On Sunday, May 18th, we will partner with Chicago’s Roots & Culture Gallery, to showcase a thrilling selection of new acquisitions of experimental video art. Join VDB staff for this free event as we share a few of the most exciting and groundbreaking works that we have recently taken into distribution.
The Freestone Drone, George Barber
Reality-Effects: Video Data Bank 6th Annual Showcase
Roots & Culture
1034 N. Milwaukee
Chicago, IL 60622 (Map)
Sunday May 18th, 7:30 p.m.
Free (RSVP welcome)
2014 VDB Showcase at Roots & Culture
Ursula Biemann, Deep Weather
2013, 8:58, Switzerland, English, color, stereo, 16:9, HD video
Water and oil form the undercurrents of all narrations as they activate profound changes in the planetary ecology.
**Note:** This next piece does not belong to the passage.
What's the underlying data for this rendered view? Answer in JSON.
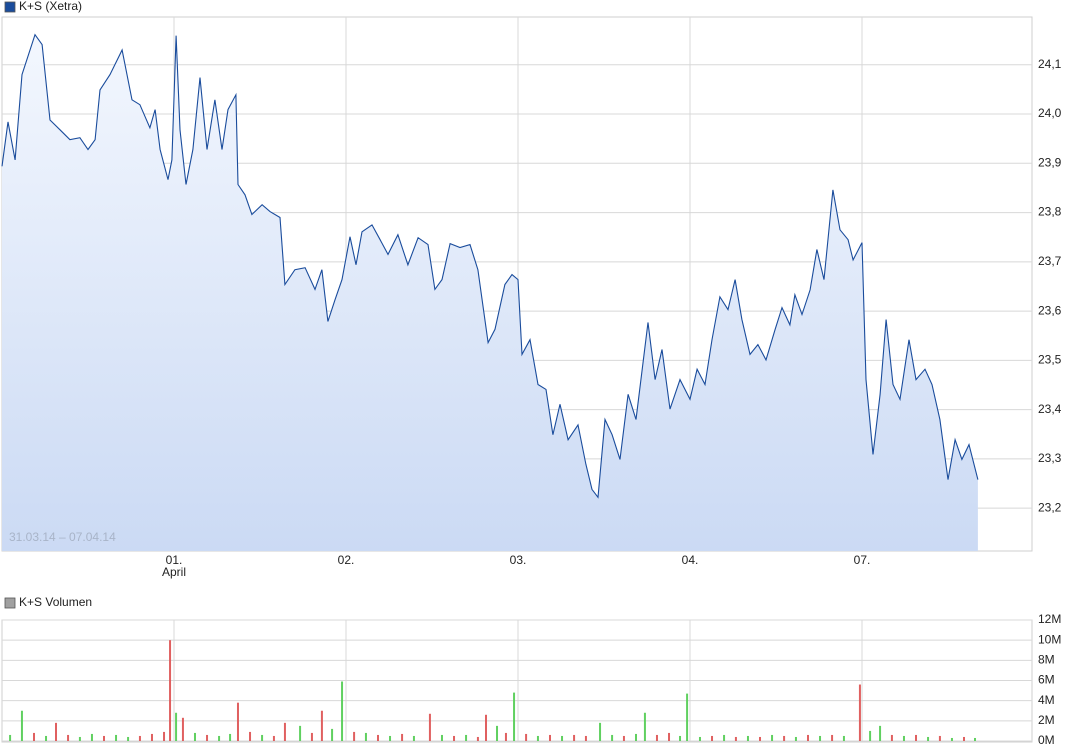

Melting Himalayan ice fields, rising planetary sea levels, and extreme weather events increasingly impose an amphibian lifestyle on the Bangladeshi population. Gigantic machine-less efforts are made by communities to build protective mud embankments in the delta where large parts will soon be submerged and water is declared the territory of citizenship.
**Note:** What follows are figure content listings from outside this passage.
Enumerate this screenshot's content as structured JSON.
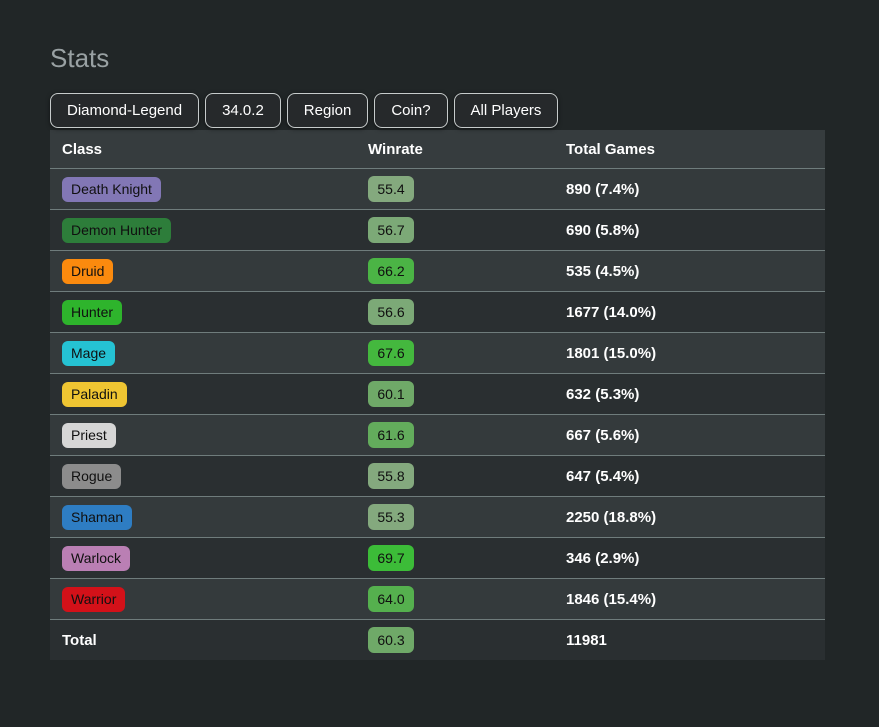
{
  "page": {
    "title": "Stats"
  },
  "theme": {
    "background": "#212627",
    "row_light": "#343a3c",
    "row_dark": "#2a2f31",
    "header_bg": "#363c3e",
    "separator": "#6f7c7c",
    "button_border": "#c6cbcb"
  },
  "filters": [
    {
      "label": "Diamond-Legend"
    },
    {
      "label": "34.0.2"
    },
    {
      "label": "Region"
    },
    {
      "label": "Coin?"
    },
    {
      "label": "All Players"
    }
  ],
  "table": {
    "headers": {
      "class": "Class",
      "winrate": "Winrate",
      "total_games": "Total Games"
    },
    "rows": [
      {
        "class": "Death Knight",
        "class_color": "#8277b5",
        "winrate": "55.4",
        "winrate_color": "#84a97e",
        "total_games": "890 (7.4%)"
      },
      {
        "class": "Demon Hunter",
        "class_color": "#2d7d3a",
        "winrate": "56.7",
        "winrate_color": "#7ca977",
        "total_games": "690 (5.8%)"
      },
      {
        "class": "Druid",
        "class_color": "#fb8a0e",
        "winrate": "66.2",
        "winrate_color": "#4bb445",
        "total_games": "535 (4.5%)"
      },
      {
        "class": "Hunter",
        "class_color": "#2eb42c",
        "winrate": "56.6",
        "winrate_color": "#7ca977",
        "total_games": "1677 (14.0%)"
      },
      {
        "class": "Mage",
        "class_color": "#25c2d3",
        "winrate": "67.6",
        "winrate_color": "#44b83e",
        "total_games": "1801 (15.0%)"
      },
      {
        "class": "Paladin",
        "class_color": "#efc532",
        "winrate": "60.1",
        "winrate_color": "#6fa968",
        "total_games": "632 (5.3%)"
      },
      {
        "class": "Priest",
        "class_color": "#d6d6d6",
        "winrate": "61.6",
        "winrate_color": "#63ac5c",
        "total_games": "667 (5.6%)"
      },
      {
        "class": "Rogue",
        "class_color": "#8c8c8c",
        "winrate": "55.8",
        "winrate_color": "#84a97e",
        "total_games": "647 (5.4%)"
      },
      {
        "class": "Shaman",
        "class_color": "#2e7dc3",
        "winrate": "55.3",
        "winrate_color": "#84a97e",
        "total_games": "2250 (18.8%)"
      },
      {
        "class": "Warlock",
        "class_color": "#ba7fb4",
        "winrate": "69.7",
        "winrate_color": "#3cbc38",
        "total_games": "346 (2.9%)"
      },
      {
        "class": "Warrior",
        "class_color": "#d31119",
        "winrate": "64.0",
        "winrate_color": "#55b04e",
        "total_games": "1846 (15.4%)"
      }
    ],
    "total_row": {
      "label": "Total",
      "winrate": "60.3",
      "winrate_color": "#6fa968",
      "total_games": "11981"
    }
  }
}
George Barber, The Freestone Drone
2013, 12:55, U.K., English, color, stereo, 16:9, HD video
Unmanned Aerial Vehicles – drones – have become an everyday feature of contemporary military activity, replacing humans in reconnaissance flights, small-scale combat missions and covert operations. The U.S. Army operates some ten thousands UAVs – a six-fold increase during Obama’s term – deploying them over locations like Pakistan and Yemen. The Freestone Drone follows a mission from the point of view of the machine. The drone’s camera surveys cityscapes, encounters individuals, reports, and in flight becomes aware of its own utility and destiny. Drone operators routinely study the washing to learn about their targets – it is foretold that the Freestone Drone is to die entangled in a clothesline.
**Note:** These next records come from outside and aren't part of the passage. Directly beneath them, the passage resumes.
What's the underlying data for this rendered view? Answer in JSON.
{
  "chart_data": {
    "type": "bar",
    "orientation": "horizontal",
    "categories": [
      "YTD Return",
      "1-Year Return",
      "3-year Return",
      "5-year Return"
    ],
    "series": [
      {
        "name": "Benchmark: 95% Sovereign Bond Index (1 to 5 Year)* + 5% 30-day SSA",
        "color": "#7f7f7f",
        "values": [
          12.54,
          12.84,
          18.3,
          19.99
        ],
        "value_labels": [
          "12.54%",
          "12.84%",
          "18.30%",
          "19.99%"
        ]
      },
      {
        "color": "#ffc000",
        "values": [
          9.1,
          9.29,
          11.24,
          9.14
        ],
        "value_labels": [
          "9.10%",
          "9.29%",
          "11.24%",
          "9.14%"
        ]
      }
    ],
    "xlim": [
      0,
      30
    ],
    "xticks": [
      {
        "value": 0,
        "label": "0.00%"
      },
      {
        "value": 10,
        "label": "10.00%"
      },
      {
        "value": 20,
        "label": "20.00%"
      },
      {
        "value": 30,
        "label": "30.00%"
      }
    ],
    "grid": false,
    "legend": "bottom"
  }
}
Emily Vey Duke and Cooper Battersby, Here is Everything
2013, 13:54, Canada/U.S., English, color, stereo, 16:9, HD video
“Here is Everything presents itself as a message from The Future, as narrated by a cat and a rabbit, spirit guides who explain that they’ve decided to speak to us via a contemporary art video because they understand this to be our highest form of communication. Their cheeky introduction, however, belies the complex set of ideas that fill the remainder of the film. Death, God, and attaining and maintaining a state of Grace are among the thematic strokes winding their way through the piece, rapturously illustrated with animation, still and video imagery.” — Emily Vey Duke and Cooper Battersby
Peer Bode, Front Hand Back Hand
1977, 2:57, U.S., English, color, mono, 4:3, 1/2” open reel video
“Actions, states, one B+W video camera, the Paik Abe Colorizer, a video switcher. The two states, a b a b, I put my hand in the camera frame and saw a colored hand shifting. I moved my, the, hand, including back and forth, realizing or connecting to the visual and language potential of front hand and back hand. Giving it some veracity, the pace became about attempting to keep up with the position changes together with verbally reciting front hand back hand, co-coordinating from hand to mouth and mouth to hand.” — Peer Bode
Harun Farocki, Parallel I
2012, 17:11, Germany, color, stereo, 16:9, video
Using the example of trees and bushes, water, fire and clouds, we compare the development of surfaces and colourings over the past thirty years in computer animation images. We want to document reality-effects such as reflections, clouds, and smoke in their evolutionary history.” — Harun Farocki
robbinschilds & A.L. Steiner, C.L.U.E. (color location ultimate experience), Part 1
2007, 10:47, U.S., color, stereo, 4:3, DV video
Inhabiting the intersection of human movement and architecture, A.L. Steiner and robbinschilds (Sonya Robbins and Layla Childs) in collaboration with AJ Blandford, present a full-spectrum video, set to a score by rock quartet Kinski. Edited in succinct rainbow-hued sections, each sequence features robbinschilds in monochromatic gear, acting in psychedelic contrast and communion with their surroundings. The artists traverse through desolate desert landscapes, darkened parking lots, and geological formations, responding to the environment through choreographed duets. In a style that is obsessive, persistent, and often humorous, robbinschilds reveals their observations of the human imprint on the world.